Florida quickly emerged as a hub for relief efforts. Miami became the main entry point for international aid shipments, and hospitals such as Jackson Memorial treated severely injured evacuees despite strained resources. Local school districts adapted rapidly to accommodate newly arrived children, classifying many as “homeless” under federal law to ensure access to transportation and educational help. At the same time, federal authorities feared a mass migration but instead received a smaller influx of U.S. citizens, legal residents, and medical evacuees from Haiti.

Allowing them to remain and work legally. While uptake was hindered by high application fees, complex requirements, and fear of detection, TPS marked a step in recognizing Haitians’ burdens after repeated denials in earlier crises.

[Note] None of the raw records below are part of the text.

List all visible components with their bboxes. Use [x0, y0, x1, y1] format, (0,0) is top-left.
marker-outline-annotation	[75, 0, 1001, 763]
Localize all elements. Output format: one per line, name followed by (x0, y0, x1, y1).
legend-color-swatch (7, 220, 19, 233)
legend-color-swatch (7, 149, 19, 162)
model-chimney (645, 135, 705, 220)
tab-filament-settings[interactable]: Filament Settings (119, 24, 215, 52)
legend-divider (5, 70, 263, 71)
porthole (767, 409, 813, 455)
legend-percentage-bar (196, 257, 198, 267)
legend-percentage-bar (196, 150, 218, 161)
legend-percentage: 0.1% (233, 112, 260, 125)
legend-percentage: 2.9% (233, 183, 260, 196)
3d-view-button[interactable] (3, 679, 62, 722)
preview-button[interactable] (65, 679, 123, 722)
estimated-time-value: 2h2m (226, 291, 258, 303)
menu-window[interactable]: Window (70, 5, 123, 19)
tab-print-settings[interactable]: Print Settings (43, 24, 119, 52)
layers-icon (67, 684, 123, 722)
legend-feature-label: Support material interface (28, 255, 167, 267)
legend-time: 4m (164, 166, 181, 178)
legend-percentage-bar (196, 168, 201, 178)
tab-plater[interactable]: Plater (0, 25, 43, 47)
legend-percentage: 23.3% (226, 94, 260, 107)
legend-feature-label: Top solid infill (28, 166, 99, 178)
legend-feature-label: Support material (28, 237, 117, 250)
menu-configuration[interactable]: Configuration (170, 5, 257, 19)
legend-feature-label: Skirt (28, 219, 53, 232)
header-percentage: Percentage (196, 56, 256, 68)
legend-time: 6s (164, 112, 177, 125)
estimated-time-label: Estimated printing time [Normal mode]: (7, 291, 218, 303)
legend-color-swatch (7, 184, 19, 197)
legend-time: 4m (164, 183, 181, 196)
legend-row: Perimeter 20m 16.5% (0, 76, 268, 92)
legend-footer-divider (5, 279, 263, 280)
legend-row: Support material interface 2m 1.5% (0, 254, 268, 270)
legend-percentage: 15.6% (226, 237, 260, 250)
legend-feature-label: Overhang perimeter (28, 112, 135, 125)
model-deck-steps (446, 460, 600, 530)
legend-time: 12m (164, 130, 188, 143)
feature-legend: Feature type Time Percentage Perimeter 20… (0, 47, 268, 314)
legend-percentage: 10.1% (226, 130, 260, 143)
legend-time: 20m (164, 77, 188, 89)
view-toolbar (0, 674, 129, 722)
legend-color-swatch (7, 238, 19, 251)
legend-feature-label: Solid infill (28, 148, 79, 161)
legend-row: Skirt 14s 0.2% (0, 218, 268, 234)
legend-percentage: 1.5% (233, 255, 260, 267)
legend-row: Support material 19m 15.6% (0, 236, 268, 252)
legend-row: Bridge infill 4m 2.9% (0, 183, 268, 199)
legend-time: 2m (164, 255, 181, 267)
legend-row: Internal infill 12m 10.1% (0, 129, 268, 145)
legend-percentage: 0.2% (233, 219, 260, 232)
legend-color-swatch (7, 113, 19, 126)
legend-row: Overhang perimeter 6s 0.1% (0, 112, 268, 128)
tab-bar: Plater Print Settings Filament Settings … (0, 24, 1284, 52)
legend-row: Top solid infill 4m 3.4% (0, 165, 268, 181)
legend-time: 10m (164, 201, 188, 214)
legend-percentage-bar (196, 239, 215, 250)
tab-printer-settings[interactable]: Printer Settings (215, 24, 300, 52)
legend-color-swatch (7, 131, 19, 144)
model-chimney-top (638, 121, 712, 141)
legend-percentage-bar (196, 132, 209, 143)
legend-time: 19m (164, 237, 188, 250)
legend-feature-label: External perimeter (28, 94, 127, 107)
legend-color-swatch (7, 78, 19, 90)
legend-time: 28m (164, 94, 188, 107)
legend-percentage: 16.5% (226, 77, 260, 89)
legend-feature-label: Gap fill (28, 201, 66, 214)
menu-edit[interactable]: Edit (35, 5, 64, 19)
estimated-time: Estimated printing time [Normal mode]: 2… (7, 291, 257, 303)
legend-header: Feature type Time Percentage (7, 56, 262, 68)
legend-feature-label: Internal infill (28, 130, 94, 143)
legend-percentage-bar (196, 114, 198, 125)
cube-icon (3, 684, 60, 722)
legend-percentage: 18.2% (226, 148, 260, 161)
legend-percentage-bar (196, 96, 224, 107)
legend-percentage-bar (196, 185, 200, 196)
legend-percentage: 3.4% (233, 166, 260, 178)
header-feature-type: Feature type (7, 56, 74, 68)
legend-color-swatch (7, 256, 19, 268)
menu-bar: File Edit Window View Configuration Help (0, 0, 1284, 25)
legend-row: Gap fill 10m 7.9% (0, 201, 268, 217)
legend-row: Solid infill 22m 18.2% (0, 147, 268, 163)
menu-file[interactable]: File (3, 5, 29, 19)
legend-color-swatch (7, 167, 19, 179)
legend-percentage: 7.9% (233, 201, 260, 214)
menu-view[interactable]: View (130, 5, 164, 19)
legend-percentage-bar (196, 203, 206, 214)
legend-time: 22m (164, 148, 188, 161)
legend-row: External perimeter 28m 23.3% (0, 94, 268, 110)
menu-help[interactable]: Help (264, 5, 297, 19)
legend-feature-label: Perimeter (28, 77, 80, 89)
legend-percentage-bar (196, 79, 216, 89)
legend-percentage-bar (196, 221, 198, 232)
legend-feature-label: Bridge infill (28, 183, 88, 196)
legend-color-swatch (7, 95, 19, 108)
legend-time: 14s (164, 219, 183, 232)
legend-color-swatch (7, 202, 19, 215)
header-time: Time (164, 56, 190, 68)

In neighborhoods such as Little Haiti in Miami, community organizations, churches, and nonprofits mobilized relief drives, fundraising campaigns, and legal clinics. Surveys conducted in the community revealed widespread grief. For example, more than two-thirds of residents reported losing or having relatives injured in the earthquake. Coping was rooted in spiritual and community practices, including prayer, and Bible reading, while professional counseling was rarely accessed due to stigma and limited availability.